Your current processes “suck”! They have evolved over time, maybe there is a good reason to run them that way, maybe not, nobody knows. What you do know is that you need to “tweak” the package a just a bit to run your process as it is. Sometimes you actually have more than one process in your company for doing the same thing. So the software needs a bit of “if … then … else …” coding to do the same step differently depending on where or who is running it. You think this could be harmonised, but this might require agreement with lot of different people, so now is not a good time.

Some other department tells you they need this change, otherwise they cannot possibly sign-off the application. You might sit in IT and the other function is your business. You are their service provider and you want to make them happy. You might think that they could change the way how they run things better, but they tell you that this is none of your business. You should be their partner, but they do not want your advice.

It is not customisation but configuration. There is a fine line between different the two types of changes, often defined by what is technically done to the product. For a customisation you need a developer, for the configuration only an administrator. However, there are heavy configurations that almost duplicate the original functionality. Those are worse than small customisations.
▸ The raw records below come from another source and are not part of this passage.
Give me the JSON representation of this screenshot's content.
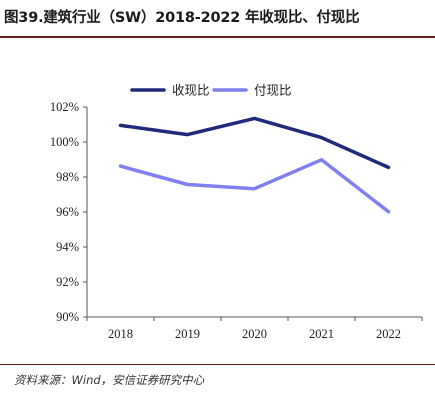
{
  "header": {
    "title": "图39.建筑行业（SW）2018-2022 年收现比、付现比"
  },
  "footer": {
    "source": "资料来源：Wind，安信证券研究中心"
  },
  "chart_data": {
    "type": "line",
    "x": [
      "2018",
      "2019",
      "2020",
      "2021",
      "2022"
    ],
    "series": [
      {
        "name": "收现比",
        "color": "#1f2a7a",
        "values": [
          100.95,
          100.42,
          101.35,
          100.25,
          98.55
        ]
      },
      {
        "name": "付现比",
        "color": "#7f7fef",
        "values": [
          98.62,
          97.57,
          97.33,
          98.98,
          96.02
        ]
      }
    ],
    "ylim": [
      90,
      102
    ],
    "yticks": [
      "90%",
      "92%",
      "94%",
      "96%",
      "98%",
      "100%",
      "102%"
    ],
    "ytick_values": [
      90,
      92,
      94,
      96,
      98,
      100,
      102
    ],
    "legend": "top-center",
    "grid": false,
    "title": "",
    "xlabel": "",
    "ylabel": ""
  }
}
Photo by Rosalind Chang on Unsplash

Getting out of the trap

Go back to basics and pull out your project charter document, somewhere in the objectives you have written about simplify the IT landscape, reduce support costs, harmonise the environment. These are your strategic objectives. Your customisations are in direct conflict with these objectives. Customised software is not simpler and does have higher support cost than a plain-vanilla configuration. Start to use business language to describe the impact of customisations. Consider the long-term impact on further development or maintenance, technical documentation and also user training. With this extra information, have a discussion with the right people who have really signed up to the charter and challenge every single request for customisation.

Keep a log of customisations if you really need to do them. Capture why they were required and who signed them off. This will be your log of technical debt, things that ideally should not exist because they get you further away from your target state. Whenever there is an opportunity, try to clear off items of your technical debt.
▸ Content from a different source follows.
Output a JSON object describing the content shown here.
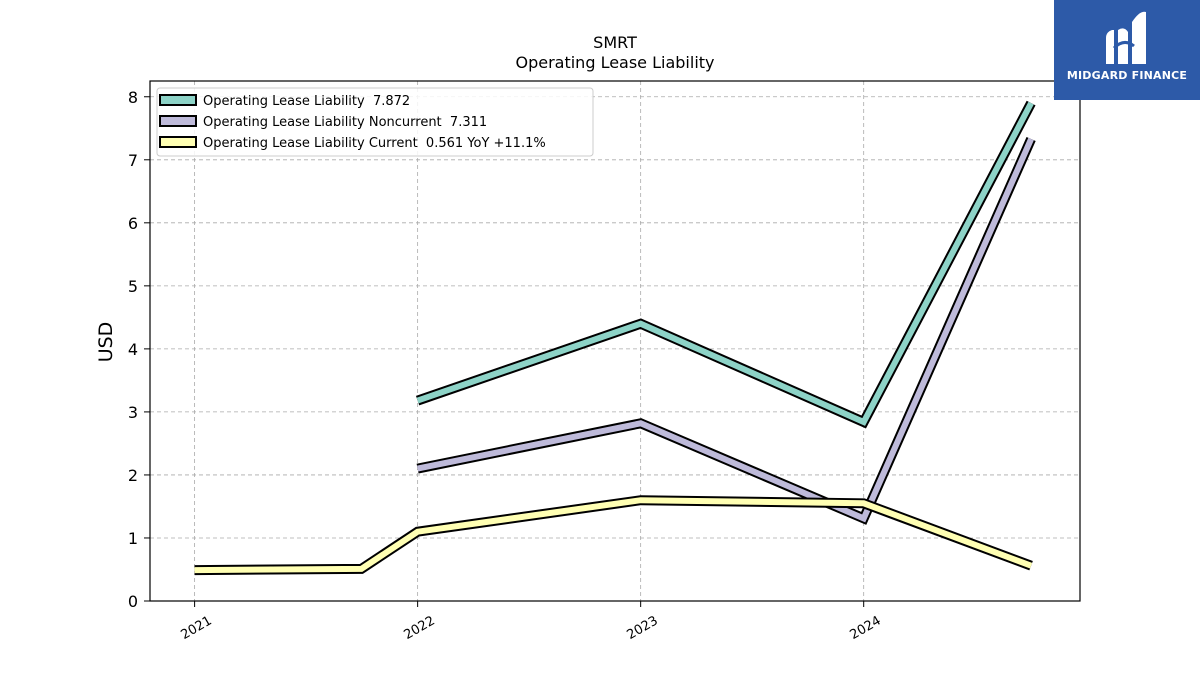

Stay in control of the decisions and do not leave them to 3rd parties. Vendors have different objectives than your company. They live off your money. So what is complex and expensive for you to build and maintain is their revenue stream for them. Some good vendors will partner with you to do the right thing, but it is important that you keep implementation decisions in-house.

Do not start with a long list of detailed business requirements when you buy a software package. When you build your own the case might be different, but when you buy a package it often comes with a good default configuration. Keep your business requirements as high-level and abstract as possible so that the software package has a chance to fulfil it in the way it was designed. Use the Agile methodology to start with the off-the-shelf configuration as minimum viable product. Really think hard in your use case and acceptance criteria what extra business value a story or epic will add.
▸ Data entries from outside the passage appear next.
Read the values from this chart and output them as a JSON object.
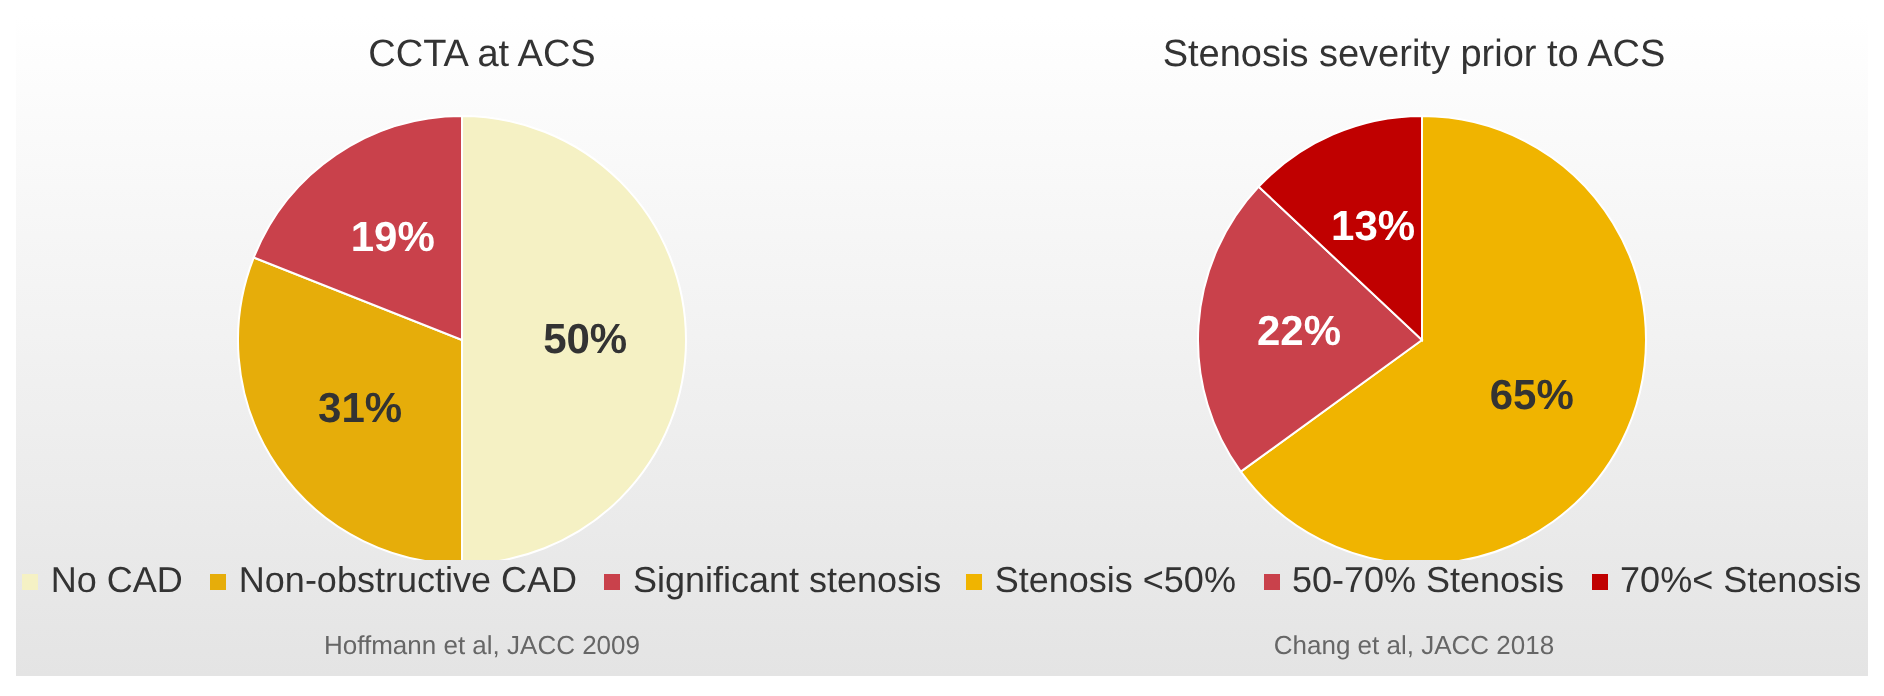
{
  "chart_data": [
    {
      "type": "pie",
      "title": "CCTA at ACS",
      "categories": [
        "No CAD",
        "Non-obstructive CAD",
        "Significant stenosis"
      ],
      "values": [
        50,
        31,
        19
      ],
      "value_labels": [
        "50%",
        "31%",
        "19%"
      ],
      "colors": [
        "#f5f1c4",
        "#e6ad0a",
        "#c9414b"
      ],
      "legend": "bottom",
      "annotations": [
        "Hoffmann et al, JACC 2009"
      ]
    },
    {
      "type": "pie",
      "title": "Stenosis severity prior to ACS",
      "categories": [
        "Stenosis <50%",
        "50-70% Stenosis",
        "70%< Stenosis"
      ],
      "values": [
        65,
        22,
        13
      ],
      "value_labels": [
        "65%",
        "22%",
        "13%"
      ],
      "colors": [
        "#f0b400",
        "#c9414b",
        "#c00000"
      ],
      "legend": "bottom",
      "annotations": [
        "Chang et al, JACC 2018"
      ]
    }
  ]
}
Review the stakeholders of your implementation project. If you need to change processes to keep your software simple, do you have the right people at the table who can make these decisions? Establish a forum of like-minded people who can help you make the right decisions for the organisation and fully understand the long-term impact of getting it wrong. In one company I established a Design Authority with appointed process owners for topics like IT Governance, Demand Management, Project Accounting, Benefits Management, Enterprise Architecture etc. who had the authority in the organisation to either request software changes or change their respective processes.